By: Ted Chow
Made by Kickstarter backer support, Back to Bed is an isometric puzzler that is made for the casual player or children in mind. With the unique concept of moving in a dream world that defies physics and normal conventions, Back to Bed is one game that brings about a story for bedtime feel all the way through.
The controls utilize only a few of the inputs on the controller and are essentially all that is needed to do most of the required actions. Most of the actions you perform are reactionary to the main character’s sleep walking path. With the foot path given to you ahead of time, you can prepare to place objects in order to change Bob’s path. Overall, everything is as you would expect in controlling a character in an isometric view.
If there was one thing that stands out with Back to Bed, it would have to be the children’s storybook feel of the visual presentation. And when you combine that with the dream-like design of the world, you will get yourself an Alice in Wonderland type of surrealism. From the vertical wall climbing to the flying chess pieces, everything in the game felt fresh.
While minimalistic and not as flashy as most games, the subtle nature of the art brings a level of curiosity and immersion. The soundtrack is not as pervasive and is more a quiet addition rather than a main centerpiece of the game’s allure.
If you are familiar to the old Lemmings games, the overall idea is similar in Back to Bed as you help navigate Bob back to his bed. There will be items such as giant green apples and fish surfboards that will change Bob’s movement pattern, allowing you to solve the puzzle of the map. The puzzles themselves may require multiple ways to interact with the same items in order to find the correct solution. Once you’ve reached the bed you will be able to progress to the next zone.
While the objective is relatively clear, the obstructions that hinder your progress can be thought provoking. Enemies such as walking alarm clocks, wind pipes, dogs and whale trains can make some levels more difficult than others. Some enemies, such as the clocks, are easy to deal with as they can fall off the ledge, but things like dogs and wind pipes are constant threats throughout out the level. Quick and nimble reactions may be needed in order to execute the most optimal string of actions required to evade the obstacles.
The overall feel of the game is pretty casual by nature as the concept of death is not incorporated into Back to Bed. Falling off the cliff does not result in a permanent loss in progress; instead, Bob will simply respawn at his starting location to replay his same motion onto infinity.
It will be up to the player to determine his route and the progression to the next level.

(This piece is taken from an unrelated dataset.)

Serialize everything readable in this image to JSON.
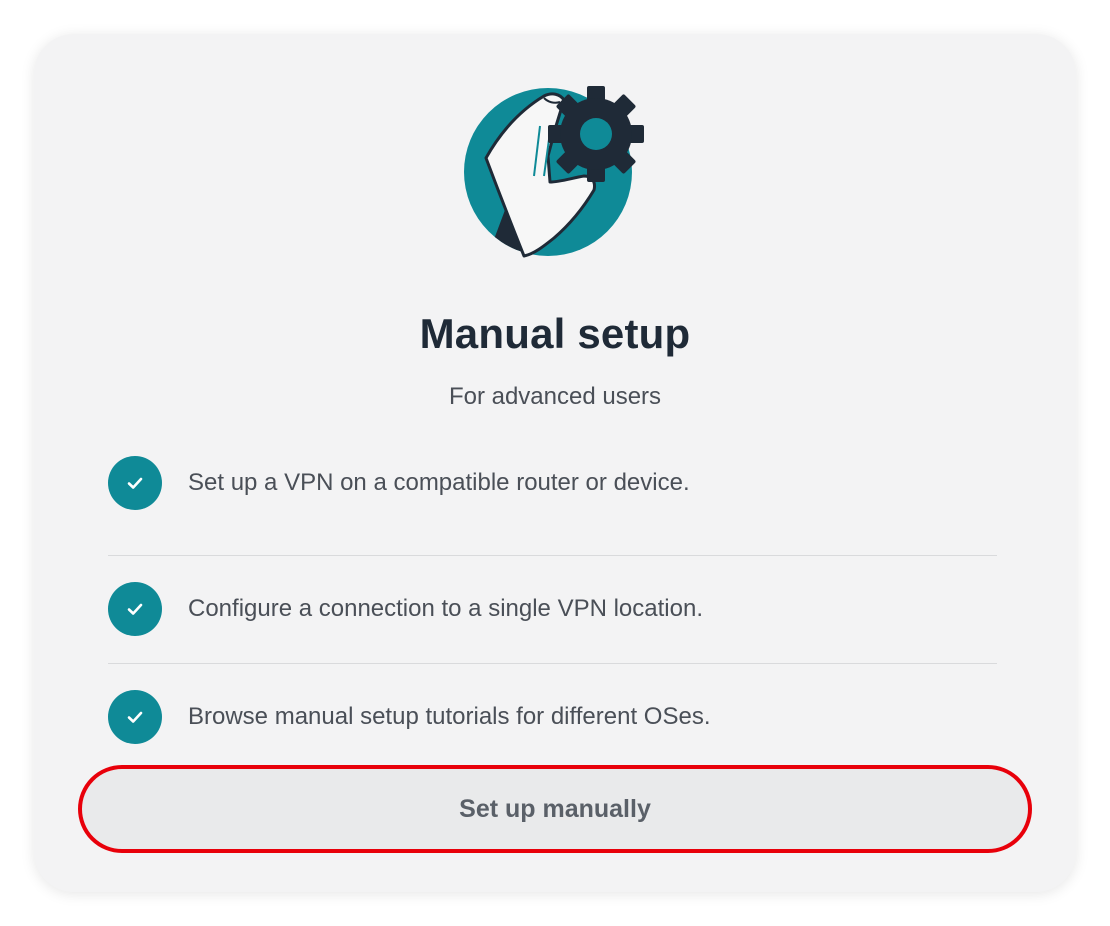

Certain obstacles such as the whale trains or man-eater floors do prompt a continue screen, but there is no difference between starting the level over and Bob normally respawning once he walks over a cliff. At any time the player can save his progress and go back to the main menu screen and replay past levels if they so choose.
While Back to Bed may feel limited in modes, and the progression from level to level can start to feel stagnant through extended play, the charm factor and aesthetic appeal is there. The level designs are intricate and outwardly creative. It may not appeal to everybody, but Back to Bed is a friendly game for families with children and those that genuinely like puzzlers.